Wie kann sichergestellt werden, dass pädagogische Qualitätsstandards in der Eingewöhnung erhalten bleiben? Was benötigen pädagogische Fachkräfte dafür?
„Die Eingewöhnung muss sich an den individuellen Bedürfnissen des Kindes orientieren und von einer festen Bezugsperson begleitet werden. Die Eingewöhnungszeit darf dabei nicht pauschal gekürzt werden, beispielsweise um die Anwesenheit der Eltern in der Einrichtung zu reduzieren. Für die Eingewöhnung dürfen Eltern die Einrichtung betreten. Es ist nicht vertretbar, ein noch nicht eingewöhntes Kind am Zaun oder der Tür der Einrichtung zu übergeben. Wenn die Einrichtung über ein Außengelände verfügt, könnten Teile der Eingewöhnung dort stattfinden. Alternativ kann ein Teil der Eingewöhnungszeit auf einem nahegelegenen Spielplatz stattfinden. Dennoch ist es wichtig, dass sich das Kind auch an die Innenräume und Abläufe innerhalb der Einrichtung im Beisein einer vertrauten Bezugsperson gewöhnen kann. In jeder Einrichtung sollte es einen Notfall- und Stellvertretungsplan geben. Aus diesem geht hervor, wer einspringt, wenn eine eingewöhnende Fachkraft aufgrund von Erkrankung oder Quarantäne ausfällt. Die Organisation ist eine zentrale Leitungsaufgabe, die aufgrund der angespannten Personaldecke nicht immer einfach umzusetzen ist. Sinnvoll ist zudem, dass von Anfang an ein „Tandem“ das Kind eingewöhnt. Während eine Fachkraft mit dem neuen Kind in direkten Kontakt tritt, agiert die andere im Hintergrund mit der Gruppe. Dieses Vorgehen hat den Vorteil, dass das Kind bereits Kontakt zu einer zweiten Fachkraft hat, die dem Kind bei Personalausfall nicht mehr ganz so fremd ist. Es sind einrichtungs- und trägerbezogene Entscheidungen gefragt, die die Praxis auch unter Corona-Bedingungen am Wohl und den Bedürfnissen der Kinder ausrichten."
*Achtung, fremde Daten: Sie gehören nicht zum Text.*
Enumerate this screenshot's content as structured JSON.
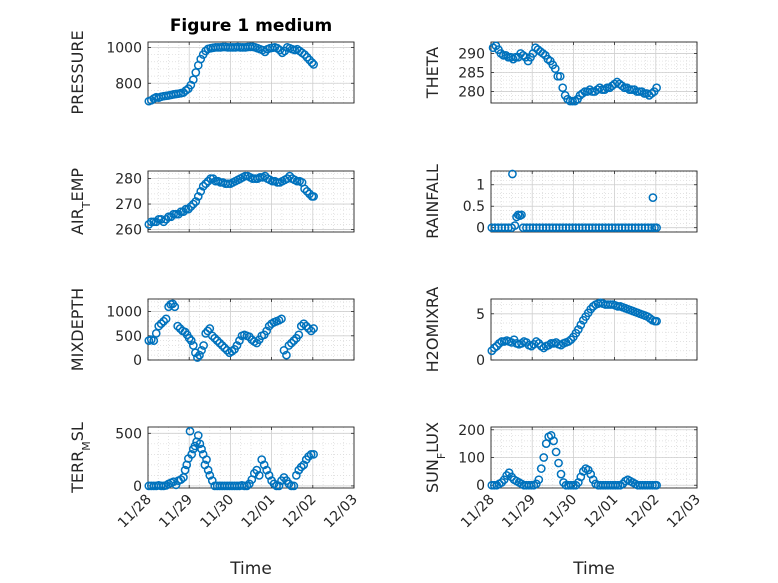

Worauf sollten Fachkräfte während der Eingewöhnungsphase bei Kindern derzeit besonders achten?
„In Zeiten der Pandemie sollten Fachkräfte die Zusammenarbeit mit Eltern aufrechterhalten. Sie ist eine grundlegende Voraussetzung, damit sich Kinder in eine Kita gut einleben und Übergänge bewältigen können- auch während der Pandemie. Gerade jetzt kann es zu Vorfällen kommen, auf die man entsprechend reagieren muss. Wird das Kind beispielsweise kurz vor seiner Aufnahme krank oder muss in Quarantäne bleiben, sollte die Eingewöhnung verschoben werden, bis es wieder gesund und völlig erholt ist. Wenn ein Kind ein paar Tage krank oder in Quarantäne war, sollten Eltern es nicht nur morgens in der Einrichtung abgeben. Sie sollten auch nach einer Fehlzeit von nur wenigen Tagen das Ankommen etwas ausdehnen dürfen. Nach einer längeren Erkrankung sollten Fachkräfte und Eltern gemeinsam überlegen, wie sie den Neustart sensibel gestalten können."